5. Qualified Custodian Definitions (Under MiCA):

   • While MiCA doesn't use the exact term "qualified custodian" in the US sense, the authorization process and ongoing supervision of CASPs providing custody services effectively establish them as "qualified" in the EU context.
   • Only authorized CASPs meeting the stringent requirements of MiCA will be permitted to offer these services.

6. Pending Custody Legislation:

   • MiCA is the primary pending legislation.
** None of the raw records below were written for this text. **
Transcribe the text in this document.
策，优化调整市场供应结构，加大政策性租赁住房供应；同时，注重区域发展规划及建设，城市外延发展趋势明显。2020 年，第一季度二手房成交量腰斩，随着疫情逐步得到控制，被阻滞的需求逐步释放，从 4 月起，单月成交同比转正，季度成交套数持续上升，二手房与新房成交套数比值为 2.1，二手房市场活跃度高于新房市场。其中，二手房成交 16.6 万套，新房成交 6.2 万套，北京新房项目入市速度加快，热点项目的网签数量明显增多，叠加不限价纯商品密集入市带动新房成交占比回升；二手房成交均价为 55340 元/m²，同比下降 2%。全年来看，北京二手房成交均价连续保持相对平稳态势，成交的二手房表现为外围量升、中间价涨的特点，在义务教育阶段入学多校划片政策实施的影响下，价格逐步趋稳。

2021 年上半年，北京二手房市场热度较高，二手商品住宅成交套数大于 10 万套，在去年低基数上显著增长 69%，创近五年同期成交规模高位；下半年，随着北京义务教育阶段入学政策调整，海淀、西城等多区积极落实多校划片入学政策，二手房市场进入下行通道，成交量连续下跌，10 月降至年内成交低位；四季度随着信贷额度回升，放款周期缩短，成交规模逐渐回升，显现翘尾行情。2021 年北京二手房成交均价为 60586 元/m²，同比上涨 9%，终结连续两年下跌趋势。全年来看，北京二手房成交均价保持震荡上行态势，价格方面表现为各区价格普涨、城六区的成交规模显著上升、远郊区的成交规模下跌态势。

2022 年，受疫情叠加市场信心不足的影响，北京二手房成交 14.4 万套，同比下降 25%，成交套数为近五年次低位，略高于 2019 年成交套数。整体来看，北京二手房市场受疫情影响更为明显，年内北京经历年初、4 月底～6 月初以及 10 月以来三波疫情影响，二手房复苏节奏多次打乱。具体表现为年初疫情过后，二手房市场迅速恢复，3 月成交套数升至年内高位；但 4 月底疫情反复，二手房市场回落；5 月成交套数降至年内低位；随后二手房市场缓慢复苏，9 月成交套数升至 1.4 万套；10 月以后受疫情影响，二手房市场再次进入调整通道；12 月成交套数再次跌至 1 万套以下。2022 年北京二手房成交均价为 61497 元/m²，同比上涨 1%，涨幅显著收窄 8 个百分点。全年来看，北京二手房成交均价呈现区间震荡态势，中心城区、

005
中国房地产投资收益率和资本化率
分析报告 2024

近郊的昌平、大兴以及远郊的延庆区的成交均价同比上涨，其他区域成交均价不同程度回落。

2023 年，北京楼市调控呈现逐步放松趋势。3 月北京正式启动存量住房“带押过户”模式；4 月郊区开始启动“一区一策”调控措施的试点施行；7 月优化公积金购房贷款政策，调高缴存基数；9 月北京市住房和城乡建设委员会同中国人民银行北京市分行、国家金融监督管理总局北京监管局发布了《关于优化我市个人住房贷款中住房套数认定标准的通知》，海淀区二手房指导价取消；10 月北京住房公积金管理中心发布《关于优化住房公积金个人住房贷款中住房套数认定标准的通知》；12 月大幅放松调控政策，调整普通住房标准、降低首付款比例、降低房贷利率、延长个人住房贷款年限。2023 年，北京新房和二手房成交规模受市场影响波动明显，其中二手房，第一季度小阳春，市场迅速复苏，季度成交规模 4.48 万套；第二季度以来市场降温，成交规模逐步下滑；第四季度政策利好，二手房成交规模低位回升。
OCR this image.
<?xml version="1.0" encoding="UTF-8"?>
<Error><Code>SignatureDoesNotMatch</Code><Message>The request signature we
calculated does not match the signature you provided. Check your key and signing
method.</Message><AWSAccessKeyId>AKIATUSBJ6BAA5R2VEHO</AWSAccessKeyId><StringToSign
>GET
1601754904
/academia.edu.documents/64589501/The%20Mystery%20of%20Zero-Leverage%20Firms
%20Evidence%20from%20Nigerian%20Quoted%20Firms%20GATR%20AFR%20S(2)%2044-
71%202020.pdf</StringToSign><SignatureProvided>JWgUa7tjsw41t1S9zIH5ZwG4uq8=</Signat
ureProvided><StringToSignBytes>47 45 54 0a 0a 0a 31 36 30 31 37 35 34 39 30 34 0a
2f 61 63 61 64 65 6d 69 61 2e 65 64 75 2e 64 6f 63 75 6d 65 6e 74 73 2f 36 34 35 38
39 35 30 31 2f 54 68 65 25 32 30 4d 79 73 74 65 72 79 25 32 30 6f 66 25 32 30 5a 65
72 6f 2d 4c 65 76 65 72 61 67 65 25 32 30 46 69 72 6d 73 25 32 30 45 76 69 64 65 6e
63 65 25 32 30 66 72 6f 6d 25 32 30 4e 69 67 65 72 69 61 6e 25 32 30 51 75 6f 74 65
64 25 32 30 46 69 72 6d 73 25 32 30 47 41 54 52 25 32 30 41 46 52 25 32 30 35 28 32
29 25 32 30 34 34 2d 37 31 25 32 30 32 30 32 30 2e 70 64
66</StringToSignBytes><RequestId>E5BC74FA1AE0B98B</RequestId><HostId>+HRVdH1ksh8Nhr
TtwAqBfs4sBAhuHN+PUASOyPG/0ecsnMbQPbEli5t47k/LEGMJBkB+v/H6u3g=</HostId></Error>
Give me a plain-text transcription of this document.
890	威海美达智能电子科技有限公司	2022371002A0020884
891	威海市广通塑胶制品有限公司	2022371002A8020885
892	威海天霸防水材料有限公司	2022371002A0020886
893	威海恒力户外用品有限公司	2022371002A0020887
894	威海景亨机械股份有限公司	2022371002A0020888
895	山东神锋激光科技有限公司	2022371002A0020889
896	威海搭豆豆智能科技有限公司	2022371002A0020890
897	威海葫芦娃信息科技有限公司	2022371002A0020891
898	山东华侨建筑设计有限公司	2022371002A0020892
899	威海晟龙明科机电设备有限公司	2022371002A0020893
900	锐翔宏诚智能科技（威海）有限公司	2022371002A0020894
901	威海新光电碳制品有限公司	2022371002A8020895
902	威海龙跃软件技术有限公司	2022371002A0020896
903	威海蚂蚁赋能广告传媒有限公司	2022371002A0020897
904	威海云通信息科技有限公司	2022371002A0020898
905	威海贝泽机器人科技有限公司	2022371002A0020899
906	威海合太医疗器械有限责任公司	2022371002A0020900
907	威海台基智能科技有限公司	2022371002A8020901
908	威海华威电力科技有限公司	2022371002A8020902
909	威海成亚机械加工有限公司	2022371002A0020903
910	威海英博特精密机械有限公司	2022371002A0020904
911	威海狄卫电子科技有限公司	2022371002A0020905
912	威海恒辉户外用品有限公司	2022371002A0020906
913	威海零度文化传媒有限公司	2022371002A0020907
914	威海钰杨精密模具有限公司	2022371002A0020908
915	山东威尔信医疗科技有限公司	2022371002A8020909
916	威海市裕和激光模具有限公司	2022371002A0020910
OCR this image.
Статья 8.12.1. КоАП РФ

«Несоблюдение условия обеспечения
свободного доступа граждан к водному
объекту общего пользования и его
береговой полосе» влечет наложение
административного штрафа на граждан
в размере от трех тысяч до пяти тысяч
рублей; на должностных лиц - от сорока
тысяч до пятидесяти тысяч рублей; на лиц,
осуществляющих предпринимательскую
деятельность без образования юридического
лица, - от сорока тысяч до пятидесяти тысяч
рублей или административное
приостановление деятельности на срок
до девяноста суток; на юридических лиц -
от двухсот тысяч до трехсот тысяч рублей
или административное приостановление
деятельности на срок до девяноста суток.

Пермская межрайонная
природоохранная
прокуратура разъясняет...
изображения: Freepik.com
Its direct applicability will largely supersede the current fragmented approach.

   • Croatia, like other EU member states, will need to adapt its national laws (e.g., the Law on the Croatian Financial Services Supervisory Agency, or specific implementing acts) to fully integrate MiCA's provisions and designate competent authorities (likely HANFA) for authorization and supervision.

   • Regulatory Reference:

     • Regulation (EU) 2023/1114 of the European Parliament and of the Council of 31 May 2023 on markets in crypto-assets (MiCA):
       • Official Text (EUR-Lex): https://eur-lex.europa.eu/legal-content/EN/TXT/?uri=CELEX%3A32023R1114
     • Croatian Financial Services Supervisory Agency (HANFA): Expected to be a key competent authority under MiCA for Croatia.
       • Website: https://www.hanfa.hr/

Summary:

Currently, crypto custody in Croatia is primarily regulated through the AML/CTF framework, requiring VASP registration with the Ministry of Finance. Specific, detailed rules for asset segregation, insurance, cold storage, or a definition of a "qualified custodian" are largely absent at the national level.

However, the Markets in Crypto-Assets Regulation (MiCA) will fundamentally transform this landscape from December 30, 2024. MiCA will introduce a comprehensive authorization regime for crypto-asset service providers (CASPs), including custodians, along with explicit mandates for client asset segregation, prudential requirements (including professional indemnity insurance), and robust operational safeguarding measures. Croatian authorities, particularly HANFA, will be responsible for implementing and supervising these new EU-wide rules.

It is highly recommended to consult with legal professionals specializing in Croatian and EU financial law for specific guidance on compliance.